Late one night, in a moment of despair, he picked up a roll of toilet paper and started to write songs.
"The writing really started to give me an outlet," he said. "To say, 'I'm going to document this, but nobody's going to hear it, but it's going to make me feel better.' "
Next month, he's releasing an independently produced album that includes four songs he wrote in his cell. The title track, Black Robes and Lawyers, is an indictment of the American criminal justice system that Dillon developed throughout his sentence. In it, Dillon pleas, "Let me reach that gate!"
Before Dillon went to prison in 1981, he was a carefree 22-year-old. He said he worked as a bowling alley mechanic and occasional construction worker, but a Florida Senate report about his exoneration calls him a "beach bum." Broke, the report says, Dillon "spent his days and nights sleeping on the beach, in cars, or at the apartments of acquaintances or strangers, smoking marijuana, and 'bumming' cigarettes, drinks, meals, rides and clothes."
One summer night, Dillon went to the Pelican Bar on Route A1A, near Melbourne. That same night, James Dvorak was beaten to death on Canova Beach, across the road from the bar. Eight days later, on Aug. 26, 1981, Dillon was arrested and charged with the murder.
Dillon said he did not do it, that he was never at the beach. "I knew they were wrong, and I knew they were going to find out they were wrong." He was ultimately convicted of murder and sentenced to life.
The weight of paying for another's crime made Dillon angry. At first, he turned to violence for catharsis. "My first disciplinary report in prison was destruction of the whole cell," he said. "I tore the porcelain toilet, the sinks, everything off the walls."
But violence did not solve his problems, so he started to write songs. In the late 1980s, while staying in Avon Park Correctional Institution in Highlands County in Central Florida, Dillon said he began to work as an assistant in the prison's recreation department, which had a few old instruments. Dillon persuaded prison authorities to purchase more equipment and start a rock music program, where he was able to learn guitar.
From Avon Park, the Florida Department of Corrections sent Dillon to a handful of prisons throughout the state. In each facility, Dillon got involved in music. His favorite program was at Hardee Correctional Institution in Hardee County, where he was transferred in 2005.

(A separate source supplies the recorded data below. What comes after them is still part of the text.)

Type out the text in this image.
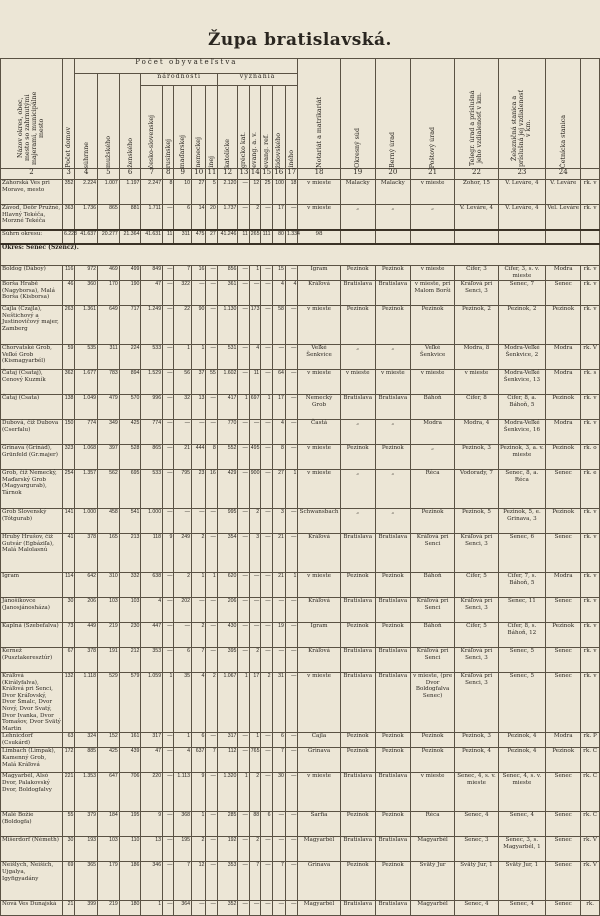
Župa bratislavská.
Názov okres, obec, mesto so zahrnutými majerami, municipálne mesto	Počet domov	Počet obyvateľstva														Notariát a matrikariát	Okresný súd	Berný úrad	Poštový úrad	Telegr. úrad a príslušná jeho vzdialenosť v km.	Železničná stanica a príslušná jej vzdialenosť v km.	Četnícka stanica	

		súhrnne	mužského	ženského	národnosti					vyznania													

					česko-slovenskej	rusínskej	maďarskej	nemeckej	inej	katolícke	grécko kat.	evang. a. v.	evang. ref.	židovského	iného								

2	3	4	5	6	7	8	9	10	11	12	13	14	15	16	17	18	19	20	21	22	23	24	
Záhorská Ves pri Morave, mesto	352	2.224	1.007	1.197	2.247	8	10	27	5	2.120	—	12	25	100	18	v mieste	Malacky	Malacky	v mieste	Zohor, 15	V. Leváre, 4	V. Leváre	rk. v
Závod, Deör Pružné, Hlavný Tekéča, Morzné Tekéča	363	1.736	865	881	1.711	—	6	14	20	1.737	—	2	—	17	—	v mieste	„	„	„	V. Leváre, 4	V. Leváre, 4	Vel. Leváre	rk. v
Súhrn okresu:	6.228	41.637	20.277	21.364	41.631	11	311	475	27	41.246	11	265	111	80	1.334	98							
Okres: Senec (Szencz).																							
Boldog (Dáboy)	116	972	469	499	849	—	7	16	—	856	—	1	—	15	—	Igram	Pezinok	Pezinok	v mieste	Cífer, 3	Cífer, 3, s. v. mieste	Modra	rk. v
Borša Hrabě (Nagyborsa), Malá Borša (Kisborsa)	46	360	170	190	47	—	322	—	—	361	—	—	—	4	4	Kráľová	Bratislava	Bratislava	v mieste, pri Malom Borši	Kráľová pri Senci, 3	Senec, 7	Senec	rk. v
Cajla (Czajla), Neštichový a Justinovičový majer, Zamberg	263	1.361	649	717	1.249	—	22	90	—	1.130	—	173	—	58	—	v mieste	Pezinok	Pezinok	Pezinok	Pezinok, 2	Pezinok, 2	Pezinok	rk. v
Chorvatské Grob, Veľké Grob (Kismagyarbél)	59	535	311	224	533	—	1	1	—	531	—	4	—	—	—	Veľké Šenkvice	„	„	Veľké Šenkvice	Modra, 8	Modra-Veľké Šenkvice, 2	Modra	rk. V
Čataj (Csataj), Cenový Kuzmík	362	1.677	783	894	1.529	—	56	37	55	1.602	—	11	—	64	—	v mieste	v mieste	v mieste	v mieste	v mieste	Modra-Veľké Šenkvice, 13	Modra	rk. s
Čataj (Csata)	138	1.049	479	570	996	—	32	13	—	417	1	697	1	17	—	Nemecký Grob	Bratislava	Bratislava	Báhoň	Cífer, 8	Cífer, 8, a. Báhoň, 5	Pezinok	rk. v
Dubová, čiž Dubova (Cserfalu)	150	774	349	425	774	—	—	—	—	770	—	—	—	4	—	Častá	„	„	Modra	Modra, 4	Modra-Veľké Šenkvice, 16	Modra	rk. v
Grinava (Grinád), Grünfeld (Gr.majer)	323	1.068	397	528	865	—	21	444	8	552	—	495	—	8	—	v mieste	Pezinok	Pezinok	„	Pezinok, 3	Pezinok, 3, a. v. mieste	Pezinok	rk. o
Grob, čiž Nemecký, Maďarský Grob (Magyargurab), Tárnok	254	1.357	562	695	533	—	795	23	16	429	—	900	—	27	1	v mieste	„	„	Réca	Vodorady, 7	Senec, 8, a. Réca	Senec	rk. e
Grob Slovenský (Tótgurab)	141	1.000	458	541	1.000	—	—	—	—	995	—	2	—	3	—	Schwansbach	„	„	Pezinok	Pezinok, 5	Pezinok, 5, e. Grinava, 3	Pezinok	rk. v
Hrubý Hrušov, čiž Gutvár (Egbáziľa), Malá Malolasnú	41	378	165	213	118	9	249	2	—	354	—	3	—	21	—	Kráľová	Bratislava	Bratislava	Kráľová pri Senci	Kráľová pri Senci, 3	Senec, 6	Senec	rk. v
Igram	114	642	310	332	638	—	2	1	1	620	—	—	—	21	1	v mieste	Pezinok	Pezinok	Báhoň	Cífer, 5	Cífer, 7, s. Báhoň, 5	Modra	rk. v
Jánošikovce (Janosjánosháza)	30	206	103	103	4	—	202	—	—	206	—	—	—	—	—	Kráľová	Bratislava	Bratislava	Kráľová pri Senci	Kráľová pri Senci, 3	Senec, 11	Senec	rk. v
Kaplná (Szebefalva)	73	449	219	230	447	—	—	2	—	430	—	—	—	19	—	Igram	Pezinok	Pezinok	Báhoň	Cífer, 5	Cífer, 8, s. Báhoň, 12	Pezinok	rk. v
Kernež (Pusztakeresztúr)	67	378	191	212	353	—	6	7	—	395	—	2	—	—	—	Kráľová	Bratislava	Bratislava	Kráľová pri Senci	Kráľová pri Senci, 3	Senec, 5	Senec	rk. v
Kráľová (Királyfalva), Kráľová pri Senci, Dvor Kráľovský, Dvor Šmalc, Dvor Nový, Dvor Svatý, Dvor Ivanka, Dvor Tomašov, Dvor Svätý Martin	132	1.118	529	579	1.059	1	35	4	2	1.067	1	17	2	31	—	v mieste	Bratislava	Bratislava	v mieste, (pre Dvor Boldogfalva Senec)	Kráľová pri Senci, 3	Senec, 5	Senec	rk. v
Lehnicdorf (Csukárd)	63	324	152	161	317	—	1	6	—	317	—	1	—	6	—	Cajla	Pezinok	Pezinok	Pezinok	Pezinok, 3	Pezinok, 4	Modra	rk. P
Limbach (Limpak), Kamenný Grob, Malá Kráľová	172	885	425	439	47	—	4	637	7	112	—	765	—	7	—	Grinava	Pezinok	Pezinok	Pezinok	Pezinok, 4	Pezinok, 4	Pezinok	rk. C
Magyarbél, Alsó Dvor, Palakovský Dvor, Boldogfalvy	221	1.353	647	706	220	—	1.113	9	—	1.320	1	2	—	30	—	v mieste	Bratislava	Bratislava	v mieste	Senec, 4, s. v. mieste	Senec, 4, s. v. mieste	Senec	rk. C
Malé Božie (Boldogfa)	55	379	184	195	9	—	368	1	—	285	—	88	6	—	—	Šarfia	Pezinok	Pezinok	Réca	Senec, 4	Senec, 4	Senec	rk. C
Mišerdorf (Németh)	30	193	103	110	13	—	195	2	—	192	—	2	—	—	—	Magyarbél	Bratislava	Bratislava	Magyarbél	Senec, 3	Senec, 3, s. Magyarbél, 1	Senec	rk. V
Neišlych, Neišich, Ujgalya, Igyfigyadány	69	365	179	186	346	—	7	12	—	353	—	7	—	7	—	Grinava	Pezinok	Pezinok	Svätý Jur	Svätý Jur, 1	Svätý Jur, 1	Senec	rk. V
Nová Ves Dunajská	21	399	219	180	1	—	364	—	—	352	—	—	—	—	—	Magyarbél	Bratislava	Bratislava	Magyarbél	Senec, 4	Senec, 4	Senec	rk.
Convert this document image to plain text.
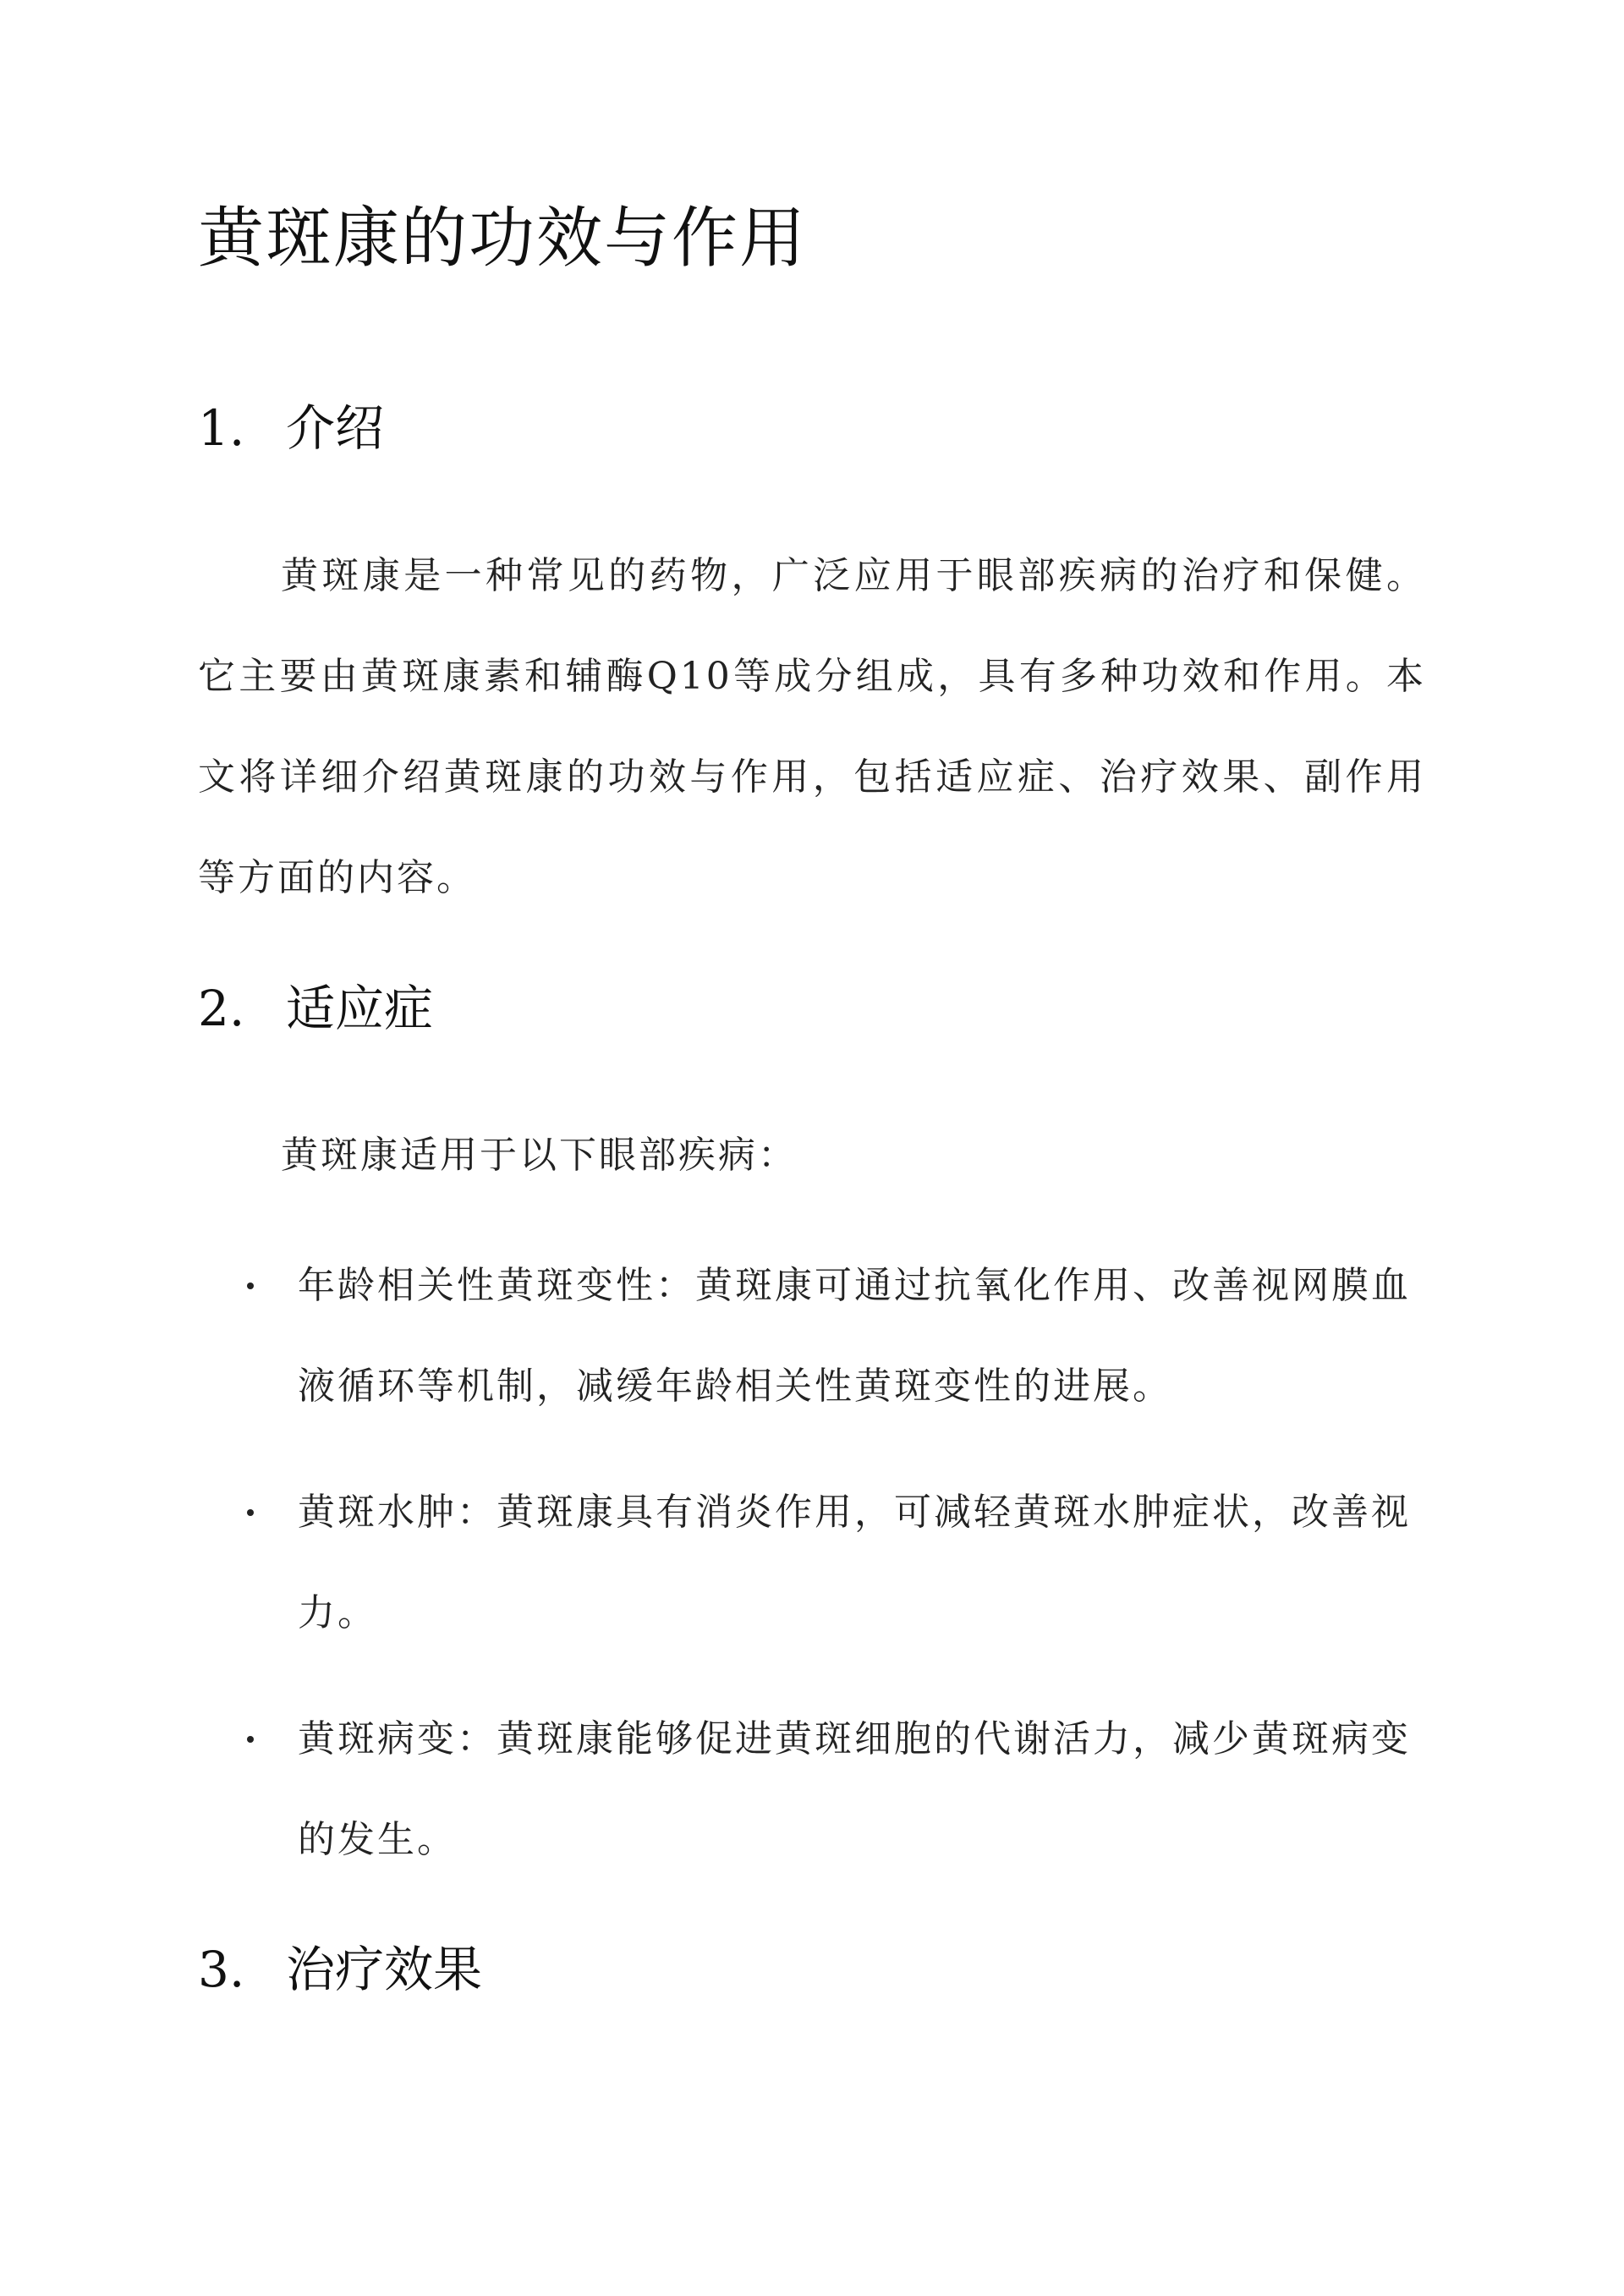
黄斑康的功效与作用
1. 介绍

黄斑康是一种常见的药物，广泛应用于眼部疾病的治疗和保健。它主要由黄斑康素和辅酶Q10等成分组成，具有多种功效和作用。本文将详细介绍黄斑康的功效与作用，包括适应症、治疗效果、副作用等方面的内容。

2. 适应症

黄斑康适用于以下眼部疾病：

年龄相关性黄斑变性：黄斑康可通过抗氧化作用、改善视网膜血液循环等机制，减缓年龄相关性黄斑变性的进展。
黄斑水肿：黄斑康具有消炎作用，可减轻黄斑水肿症状，改善视力。
黄斑病变：黄斑康能够促进黄斑细胞的代谢活力，减少黄斑病变的发生。
3. 治疗效果
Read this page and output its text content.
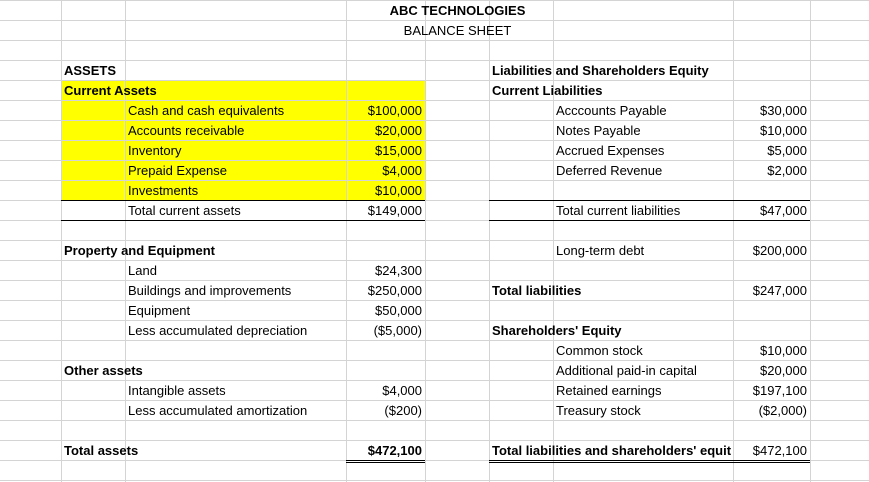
ABC TECHNOLOGIES
BALANCE SHEET
ASSETS
Current Assets
Cash and cash equivalents	$100,000
Accounts receivable	$20,000
Inventory	$15,000
Prepaid Expense	$4,000
Investments	$10,000
Total current assets	$149,000
Property and Equipment
Land	$24,300
Buildings and improvements	$250,000
Equipment	$50,000
Less accumulated depreciation	($5,000)
Other assets
Intangible assets	$4,000
Less accumulated amortization	($200)
Total assets	$472,100
Liabilities and Shareholders Equity
Current Liabilities
Acccounts Payable	$30,000
Notes Payable	$10,000
Accrued Expenses	$5,000
Deferred Revenue	$2,000
Total current liabilities	$47,000
Long-term debt	$200,000
Total liabilities	$247,000
Shareholders' Equity
Common stock	$10,000
Additional paid-in capital	$20,000
Retained earnings	$197,100
Treasury stock	($2,000)
Total liabilities and shareholders' equit	$472,100
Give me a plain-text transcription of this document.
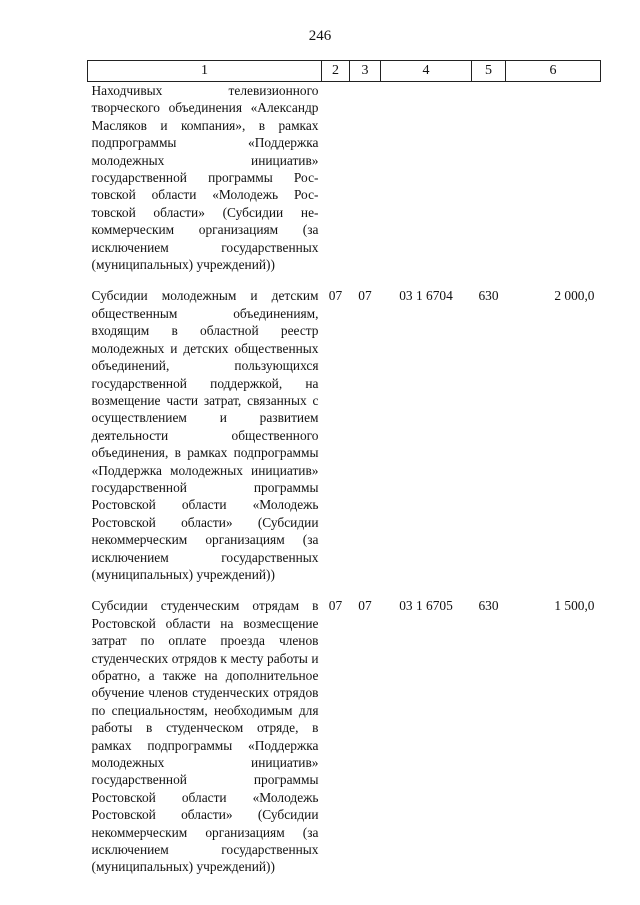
246
1	2	3	4	5	6
Находчивых телевизионного творческого объединения «Александр Масляков и компания», в рамках подпрограммы «Поддержка молодежных инициатив» государственной программы Ростовской области «Молодежь Ростовской области» (Субсидии некоммерческим организациям (за исключением государственных (муниципальных) учреждений))					
Субсидии молодежным и детским общественным объединениям, входящим в областной реестр молодежных и детских общественных объединений, пользующихся государственной поддержкой, на возмещение части затрат, связанных с осуществлением и развитием деятельности общественного объединения, в рамках подпрограммы «Поддержка молодежных инициатив» государственной программы Ростовской области «Молодежь Ростовской области» (Субсидии некоммерческим организациям (за исключением государственных (муниципальных) учреждений))	07	07	03 1 6704	630	2 000,0
Субсидии студенческим отрядам в Ростовской области на возмесщение затрат по оплате проезда членов студенческих отрядов к месту работы и обратно, а также на дополнительное обучение членов студенческих отрядов по специальностям, необходимым для работы в студенческом отряде, в рамках подпрограммы «Поддержка молодежных инициатив» государственной программы Ростовской области «Молодежь Ростовской области» (Субсидии некоммерческим организациям (за исключением государственных (муниципальных) учреждений))	07	07	03 1 6705	630	1 500,0
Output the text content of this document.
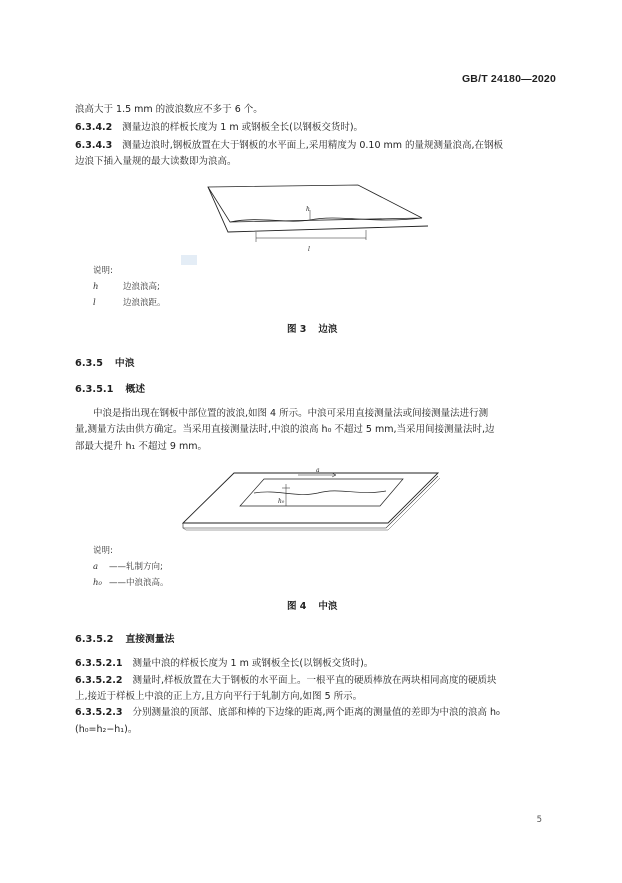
GB/T 24180—2020
浪高大于 1.5 mm 的波浪数应不多于 6 个。
6.3.4.2 测量边浪的样板长度为 1 m 或钢板全长(以钢板交货时)。
6.3.4.3 测量边浪时,钢板放置在大于钢板的水平面上,采用精度为 0.10 mm 的量规测量浪高,在钢板
边浪下插入量规的最大读数即为浪高。
h
l
说明:
h	边浪浪高;
l	边浪浪距。
图 3 边浪
6.3.5 中浪
6.3.5.1 概述
中浪是指出现在钢板中部位置的波浪,如图 4 所示。中浪可采用直接测量法或间接测量法进行测
量,测量方法由供方确定。当采用直接测量法时,中浪的浪高 h₀ 不超过 5 mm,当采用间接测量法时,边
部最大提升 h₁ 不超过 9 mm。
h₀
a
说明:
a ——轧制方向;
h₀ ——中浪浪高。
图 4 中浪
6.3.5.2 直接测量法
6.3.5.2.1 测量中浪的样板长度为 1 m 或钢板全长(以钢板交货时)。
6.3.5.2.2 测量时,样板放置在大于钢板的水平面上。一根平直的硬质棒放在两块相同高度的硬质块
上,接近于样板上中浪的正上方,且方向平行于轧制方向,如图 5 所示。
6.3.5.2.3 分别测量浪的顶部、底部和棒的下边缘的距离,两个距离的测量值的差即为中浪的浪高 h₀
(h₀=h₂−h₁)。
5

Hardee was also the facility where Dillon's luck changed. One day in 2006, Dillon was sitting in the prison library when a fellow inmate walked up to him and asked, "Have you ever had a DNA test?" When Dillon said no, the inmate handed Dillon a form and said, "Fill this out and send it in."
"And that's exactly what I did," Dillon recalls. For the next two years, Dillon, aided by the legal nonprofit Florida Innocence Project, fought in court for the evidence from his trial to be DNA-tested, and then for the court to conclude that the absence of his DNA on the evidence meant he was innocent. He was finally released from prison on Nov. 18, 2008, nearly three decades after he was arrested.
When Dillon walked out of prison, he entered a world that was completely different from the one he had left in 1981. At the start of his sentence, "there were no cell phones," Dillon said. People "had just started using VCRs. There were cassette tapes, eight-tracks."
Dillon now has a girlfriend, Ellen Moskowitz, whom he met at a DNA exoneration conference. She manages his music career.
"Meeting Bill is something that changed my whole perspective … (he) came out with absolutely nothing and he's making a tremendous positive impact on the world right now through his music," she said.
Dillon got a big break last year after Grammy-winning producer Jim Tullio saw him on the Discovery Channel's On the Case with Paula Zahn. Tullio was immediately taken by Dillon's story. At the end of the episode, Zahn said Dillon's dream was to record an album.
Tullio reached out to the jailhouse musician and offered to let him record an album at his studio in Illinois for free. That album will go on sale Aug. 16.
Tullio said he wanted to help Dillon overcome the "worst horror I could ever imagine, to be caged like an animal … knowing you're innocent."